Lihatlah betapa banyaknya mobil mewah keluaran terbaru yang memenuhi halaman. Tidak sedikit diantaranya bertuliskan hybrid. Seolah membawa kesan persaingan siapa si paling kaya.
Nenek membawaku duduk di salah satu kursi. Kami dengan khikmat mendengarkan sepupu-sepupu kakekku membanggakan cucu-cucu mereka yang tengah menempuh kuliah di universitas swata. Nenekku memilih diam, karena sejujurnya beberapa bulan lalu aku mengecewakannya. Beliau ingin aku diterima sebagai mahasiswa kedokteran seperti Hadi. Namun, diam-diam aku justru memilih jurusan keguruan di Universitas Negeri.
"Piye putumu, Il? Ketompo nandi?" tanya salah seorang di antara mereka. (Bagaimana cucumu, Il? Diterima dimana?)
"Po ra ketompo?" seloroh yang lain. Nenekku urung menjawab. barangkali enggan atau mungkin juga memang malu. Apa yang bisa dibanggakan dari cucu perempuan semata wayangnya ini? cantikpun tidak. (Atau tidak diterima?)
"Daftar tempatku aja, Budhe. Nanti gampang uangnya. Nggak mahal kok. Sekitar 100 juta aja." timpal seseorang yang kutahu bekerja sebagai Dosen Universitas Swasta.
"Hm," nenekku berdehem. Tiba-tiba ia menunjukkan senyumnya yang lain. Bukan senyum hangat yang biasa ia miliki. Aku tahu, meski aku mengecewakannya, ia tidak akan membiarkan aku dan nama baik keluarganya diinjak-injak begitu saja.
"Sorry ya, Padma," nenekku mulai bicara. "Cucuku ini cerdas. Dia tidak butuh menyogok hanya untuk masuk universitas.
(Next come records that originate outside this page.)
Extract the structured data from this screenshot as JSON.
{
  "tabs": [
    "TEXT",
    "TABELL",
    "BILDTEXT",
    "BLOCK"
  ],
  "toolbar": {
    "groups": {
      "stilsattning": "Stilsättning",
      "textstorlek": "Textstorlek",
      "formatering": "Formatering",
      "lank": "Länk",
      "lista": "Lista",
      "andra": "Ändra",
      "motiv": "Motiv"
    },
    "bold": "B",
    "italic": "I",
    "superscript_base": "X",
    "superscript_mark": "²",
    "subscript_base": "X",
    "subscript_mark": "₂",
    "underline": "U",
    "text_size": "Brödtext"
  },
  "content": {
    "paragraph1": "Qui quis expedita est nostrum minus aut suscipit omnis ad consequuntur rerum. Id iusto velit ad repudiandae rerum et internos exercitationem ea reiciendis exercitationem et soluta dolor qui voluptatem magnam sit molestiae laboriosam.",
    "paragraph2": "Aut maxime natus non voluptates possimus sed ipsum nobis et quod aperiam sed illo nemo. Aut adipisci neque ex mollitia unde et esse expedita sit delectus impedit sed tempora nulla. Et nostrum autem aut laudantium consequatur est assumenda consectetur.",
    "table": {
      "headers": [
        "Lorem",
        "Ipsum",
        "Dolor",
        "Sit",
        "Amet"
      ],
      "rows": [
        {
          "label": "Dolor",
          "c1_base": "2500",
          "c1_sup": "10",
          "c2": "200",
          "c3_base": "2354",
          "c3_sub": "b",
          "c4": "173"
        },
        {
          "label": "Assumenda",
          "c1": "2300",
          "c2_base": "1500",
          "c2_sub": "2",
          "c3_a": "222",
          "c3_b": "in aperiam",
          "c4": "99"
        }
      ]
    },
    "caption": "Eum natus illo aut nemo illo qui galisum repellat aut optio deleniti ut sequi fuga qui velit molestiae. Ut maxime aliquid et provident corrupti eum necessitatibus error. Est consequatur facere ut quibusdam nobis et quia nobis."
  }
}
Terlebih lagi universitas swasta." Nenek membenarkan posisi jarit yang di pakainya.
"Aku ingin Aulia menjadi ibu yang baik dan bermartabat. Itu sebabnya aku minta ia sekolah keguruan. Di Universitas Negeri, dan diterima di jalur tanpa tes." Nenek memberikan penekanan penuh pada jalur tanpa tes yang kudapatkan. Meski masih ada yang berseloroh tentang betapa kecilnya gaji guru, setidaknya nenekku telah membungkam mulut Tante Padma.
Aku dan nenek semakin jumawa ketika acara hampir berakhir Tante Padma menghampiri kami. Seperti yang sudah-sudah, ia meminta pinjaman sejumlah uang dengan janji akan dikembalikan bulan depan. Nenekku memberikannya bukan karena baik, tapi karena ia merasa menang. Nenekku merasa berhasil mempertahankan eksistensinya sebagai darah biru meskipun ia seorang perempuan.